Job Title: Snowflake Data Engineer
Location: Hybrid Onsite (Hollywood, FL)- Try for Locals first, Secondary someone who can relocate within from Florida.
Duration: 6 months + CTH
Job Description:
To align on requirements, scope, and hiring approach for a Senior Snowflake Data Engineer role, including technical expectations, location preferences, engagement model, and next steps for sourcing and approvals.
Role Overview: Senior Snowflake Data Engineer
Seniority & Expectations
- Role is explicitly Senior-level
- Expected to:
- Work independently
- Drive initiatives forward without needing constant direction
- Contribute to architecture decisions, not just execute tickets
- Serve as the first US-based Snowflake/Data Engineering hire
- Long-term, strategic need—not short-term staff augmentation
Data Platform & Architecture (Very Key Section)
How Snowflake Is Being Used
- Snowflake is positioned as a Data Lakehouse, not a traditional data warehouse
- Data sources include:
- Structured transactional data (e.g., casino systems)
- Semi-structured streaming data (e.g., JSON)
- Web and telemetry data
Architecture Approach
- Medallion Architecture:
- Raw layer: Ingest everything “as-is,” no transformation
- Silver layer: Cleaned, formatted, standardized (e.g., Parquet)
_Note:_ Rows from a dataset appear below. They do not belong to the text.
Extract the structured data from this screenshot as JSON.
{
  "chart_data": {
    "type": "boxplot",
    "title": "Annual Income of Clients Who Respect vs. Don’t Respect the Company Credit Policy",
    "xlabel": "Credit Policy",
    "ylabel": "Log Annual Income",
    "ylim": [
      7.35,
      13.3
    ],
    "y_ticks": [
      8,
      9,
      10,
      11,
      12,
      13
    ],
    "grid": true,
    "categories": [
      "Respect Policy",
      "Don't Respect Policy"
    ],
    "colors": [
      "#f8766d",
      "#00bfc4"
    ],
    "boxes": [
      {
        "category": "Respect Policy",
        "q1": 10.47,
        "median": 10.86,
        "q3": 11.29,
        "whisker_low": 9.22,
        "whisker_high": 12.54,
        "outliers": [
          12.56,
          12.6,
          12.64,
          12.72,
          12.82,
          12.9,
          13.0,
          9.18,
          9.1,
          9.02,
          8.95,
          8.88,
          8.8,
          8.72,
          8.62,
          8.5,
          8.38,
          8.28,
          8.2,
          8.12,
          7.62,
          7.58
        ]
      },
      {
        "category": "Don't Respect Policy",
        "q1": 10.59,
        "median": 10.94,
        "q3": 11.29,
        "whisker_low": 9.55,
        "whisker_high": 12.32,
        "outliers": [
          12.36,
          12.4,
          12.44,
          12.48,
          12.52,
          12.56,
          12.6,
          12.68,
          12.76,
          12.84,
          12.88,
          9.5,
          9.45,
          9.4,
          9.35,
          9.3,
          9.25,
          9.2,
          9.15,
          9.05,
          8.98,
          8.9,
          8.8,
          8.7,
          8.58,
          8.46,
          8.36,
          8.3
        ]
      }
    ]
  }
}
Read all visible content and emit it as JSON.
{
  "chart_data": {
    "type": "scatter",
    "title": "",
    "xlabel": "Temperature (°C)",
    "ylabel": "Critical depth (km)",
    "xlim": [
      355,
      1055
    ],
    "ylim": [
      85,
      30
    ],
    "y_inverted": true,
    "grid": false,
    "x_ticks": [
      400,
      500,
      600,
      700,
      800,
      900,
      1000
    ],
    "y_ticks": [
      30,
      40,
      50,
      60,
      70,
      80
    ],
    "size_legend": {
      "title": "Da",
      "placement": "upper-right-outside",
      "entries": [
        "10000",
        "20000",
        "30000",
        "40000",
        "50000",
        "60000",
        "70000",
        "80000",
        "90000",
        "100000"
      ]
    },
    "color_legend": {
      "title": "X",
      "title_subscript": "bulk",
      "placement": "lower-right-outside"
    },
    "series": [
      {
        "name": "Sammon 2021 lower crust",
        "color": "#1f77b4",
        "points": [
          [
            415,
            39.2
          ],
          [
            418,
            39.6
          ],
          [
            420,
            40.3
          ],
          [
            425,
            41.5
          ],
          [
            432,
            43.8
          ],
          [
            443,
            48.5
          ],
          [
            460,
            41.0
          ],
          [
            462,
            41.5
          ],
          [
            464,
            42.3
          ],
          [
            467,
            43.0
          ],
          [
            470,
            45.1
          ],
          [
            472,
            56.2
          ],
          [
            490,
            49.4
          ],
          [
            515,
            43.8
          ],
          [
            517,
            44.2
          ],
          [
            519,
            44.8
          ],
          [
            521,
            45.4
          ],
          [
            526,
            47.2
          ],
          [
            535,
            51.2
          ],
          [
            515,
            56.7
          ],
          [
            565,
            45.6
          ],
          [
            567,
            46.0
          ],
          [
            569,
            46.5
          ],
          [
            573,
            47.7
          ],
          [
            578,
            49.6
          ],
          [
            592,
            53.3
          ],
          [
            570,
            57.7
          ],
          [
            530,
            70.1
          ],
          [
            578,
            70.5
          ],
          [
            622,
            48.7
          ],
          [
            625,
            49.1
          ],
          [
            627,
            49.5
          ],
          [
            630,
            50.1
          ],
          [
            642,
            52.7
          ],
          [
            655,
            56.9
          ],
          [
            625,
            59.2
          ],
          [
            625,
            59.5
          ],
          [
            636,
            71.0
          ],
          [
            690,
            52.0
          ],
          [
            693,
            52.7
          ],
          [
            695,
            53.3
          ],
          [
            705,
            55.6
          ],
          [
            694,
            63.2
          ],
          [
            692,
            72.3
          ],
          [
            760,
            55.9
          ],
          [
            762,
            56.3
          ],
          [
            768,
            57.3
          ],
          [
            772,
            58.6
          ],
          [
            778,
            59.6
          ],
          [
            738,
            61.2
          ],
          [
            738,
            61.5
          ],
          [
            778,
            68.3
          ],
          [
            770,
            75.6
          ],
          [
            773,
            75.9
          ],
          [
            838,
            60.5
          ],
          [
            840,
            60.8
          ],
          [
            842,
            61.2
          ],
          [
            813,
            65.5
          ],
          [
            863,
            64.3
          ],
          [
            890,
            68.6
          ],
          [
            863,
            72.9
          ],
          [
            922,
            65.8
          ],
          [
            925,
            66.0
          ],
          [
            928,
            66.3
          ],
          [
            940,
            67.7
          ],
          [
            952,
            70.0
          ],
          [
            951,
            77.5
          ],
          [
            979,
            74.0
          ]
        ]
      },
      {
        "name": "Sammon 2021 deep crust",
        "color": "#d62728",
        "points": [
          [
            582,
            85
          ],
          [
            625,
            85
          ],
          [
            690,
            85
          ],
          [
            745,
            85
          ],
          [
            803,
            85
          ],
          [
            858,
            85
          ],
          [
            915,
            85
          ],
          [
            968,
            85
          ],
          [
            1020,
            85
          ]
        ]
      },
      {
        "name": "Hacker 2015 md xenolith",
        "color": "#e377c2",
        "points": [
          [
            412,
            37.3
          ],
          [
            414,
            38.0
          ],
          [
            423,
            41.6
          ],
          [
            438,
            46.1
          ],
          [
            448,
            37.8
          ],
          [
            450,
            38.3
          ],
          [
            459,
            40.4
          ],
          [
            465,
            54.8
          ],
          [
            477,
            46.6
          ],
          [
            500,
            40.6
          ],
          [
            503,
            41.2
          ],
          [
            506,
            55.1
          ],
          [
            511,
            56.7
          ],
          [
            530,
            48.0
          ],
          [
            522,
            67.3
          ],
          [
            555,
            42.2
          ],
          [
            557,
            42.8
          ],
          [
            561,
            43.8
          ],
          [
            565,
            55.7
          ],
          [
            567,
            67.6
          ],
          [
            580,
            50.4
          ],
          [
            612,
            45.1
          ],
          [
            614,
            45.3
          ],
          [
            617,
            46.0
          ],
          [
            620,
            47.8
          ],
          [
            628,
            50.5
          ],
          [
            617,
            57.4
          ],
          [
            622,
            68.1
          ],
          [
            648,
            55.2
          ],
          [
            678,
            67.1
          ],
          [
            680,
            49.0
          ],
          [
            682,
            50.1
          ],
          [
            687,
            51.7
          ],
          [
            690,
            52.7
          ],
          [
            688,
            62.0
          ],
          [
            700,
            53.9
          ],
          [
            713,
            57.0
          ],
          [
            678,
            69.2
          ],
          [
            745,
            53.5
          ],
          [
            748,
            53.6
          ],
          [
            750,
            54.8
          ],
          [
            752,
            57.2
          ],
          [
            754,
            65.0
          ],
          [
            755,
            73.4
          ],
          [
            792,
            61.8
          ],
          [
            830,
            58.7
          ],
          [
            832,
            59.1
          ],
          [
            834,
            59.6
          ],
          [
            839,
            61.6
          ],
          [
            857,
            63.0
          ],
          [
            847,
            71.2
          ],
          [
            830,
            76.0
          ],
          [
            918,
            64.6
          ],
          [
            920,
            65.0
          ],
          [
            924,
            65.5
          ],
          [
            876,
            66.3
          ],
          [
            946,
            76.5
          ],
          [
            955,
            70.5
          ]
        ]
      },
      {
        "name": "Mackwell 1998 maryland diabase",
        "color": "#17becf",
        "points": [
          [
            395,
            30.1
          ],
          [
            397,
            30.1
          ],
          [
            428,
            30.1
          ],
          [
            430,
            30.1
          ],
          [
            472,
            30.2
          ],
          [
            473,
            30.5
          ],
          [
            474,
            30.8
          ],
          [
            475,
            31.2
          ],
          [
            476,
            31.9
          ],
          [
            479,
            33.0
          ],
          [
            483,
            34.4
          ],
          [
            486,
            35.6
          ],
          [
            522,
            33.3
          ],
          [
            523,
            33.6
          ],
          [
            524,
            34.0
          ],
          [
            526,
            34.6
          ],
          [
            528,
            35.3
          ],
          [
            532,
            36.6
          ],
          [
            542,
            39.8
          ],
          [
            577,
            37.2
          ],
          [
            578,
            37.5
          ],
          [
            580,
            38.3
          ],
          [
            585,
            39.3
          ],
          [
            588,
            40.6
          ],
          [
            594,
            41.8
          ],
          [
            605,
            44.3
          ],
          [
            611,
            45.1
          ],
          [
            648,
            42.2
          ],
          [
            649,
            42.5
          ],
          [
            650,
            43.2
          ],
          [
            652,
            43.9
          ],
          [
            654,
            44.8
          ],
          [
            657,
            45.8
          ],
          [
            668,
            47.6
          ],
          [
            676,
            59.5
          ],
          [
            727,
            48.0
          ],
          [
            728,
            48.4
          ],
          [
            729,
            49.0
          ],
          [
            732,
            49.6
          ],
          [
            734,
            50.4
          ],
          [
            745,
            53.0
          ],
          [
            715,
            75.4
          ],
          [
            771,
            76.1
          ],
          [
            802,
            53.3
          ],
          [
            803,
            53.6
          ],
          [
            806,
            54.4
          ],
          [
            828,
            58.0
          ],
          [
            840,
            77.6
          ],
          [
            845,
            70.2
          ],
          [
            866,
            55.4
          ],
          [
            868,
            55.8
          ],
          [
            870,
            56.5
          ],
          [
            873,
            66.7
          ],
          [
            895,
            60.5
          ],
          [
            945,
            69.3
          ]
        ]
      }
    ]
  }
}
- Curated layer: Domain-focused datasets aligned to business processes
- Data is curated for AI/ML consumption, not BI dashboards
Analytics & Consumption Model
- Not focused on:
- Kimball modeling
- Traditional BI-first dashboards
- Primary consumers:
- LLMs
- Machine learning and AI models
- End users will query data conversationally via LLMs
- Emphasis on:
- Clean, accurate, well-modeled data
- Strong semantic layer to support ML/LLM usage
Important: The Data Engineer is not expected to build ML or LLM models, but must collaborate closely with ML engineers to define schemas and the semantic layer.
Data Engineering Responsibilities
Pipelines
- Combination of:
- Existing pipelines (maintenance)
- New pipeline development
- Supports both:
- Batch processing (micro-batches every few minutes)
- Streaming data (near real-time ingestion)
Data Characteristics
- Semi-structured and structured data
- High-frequency ingestion
- Streaming via brokers, with configurable consumption intervals (seconds to minutes)
Key Experience Required
- Hands-on Snowflake expertise
- Complex data pipeline engineering
- Streaming + micro-batch architectures
- Semi-structured data processing
- Strong understanding of distributed data architectures
Location & Work Model (Critical Hiring Constraint)
Preferred Location
- Florida-based candidates are strongly preferred
- Ideal scenario:
- Onsite presence, especially initially
- In-office collaboration with data engineering team
- Hybrid may be considered if Florida-based
Time Zone & Availability
- Must work EST hours
- Not a “fully asynchronous / flexible hours” remote role
- Expectation of strong availability and collaboration during core hours
Client emphasized past difficulty onboarding and enabling senior resources fully remote.
Engagement Model & Duration
- Role is intended to be:
- Long-term
- Strategic
- High-investment
- Not looking to rotate resources every 12–18 months
- Ramp-up expected to take 6–8 months for full productivity
Conversion Potential
- Client expressed openness to conversion
- Long-term buy-in is viewed positively
- Commercial terms and timeline to be discussed further
Interview Timing & Urgency
- Client is eager to move quickly once approvals are in place
- Technical interviewers (including Assaf) are:
- Available immediately
- Flexible on scheduling
- Process will move once commercials and approvals are finalized
Key Risks / Watchouts Identified
- Finding senior Snowflake engineers locally in Florida
- Ensuring candidate seniority aligns with:
- Architectural ownership
- Independence
- Complex streaming environments
- Balancing speed with approval dependencies (budget + SOW)
Overall Summary (Executive-Level)
This is a highly strategic, senior Snowflake Data Engineering role focused on building and evolving a Snowflake-based lakehouse that powers AI and ML use cases, not traditional BI. The success of this role is highly dependent on seniority, architectural capability, and in-person collaboration, with a strong preference for Florida-based candidates and long-term engagement.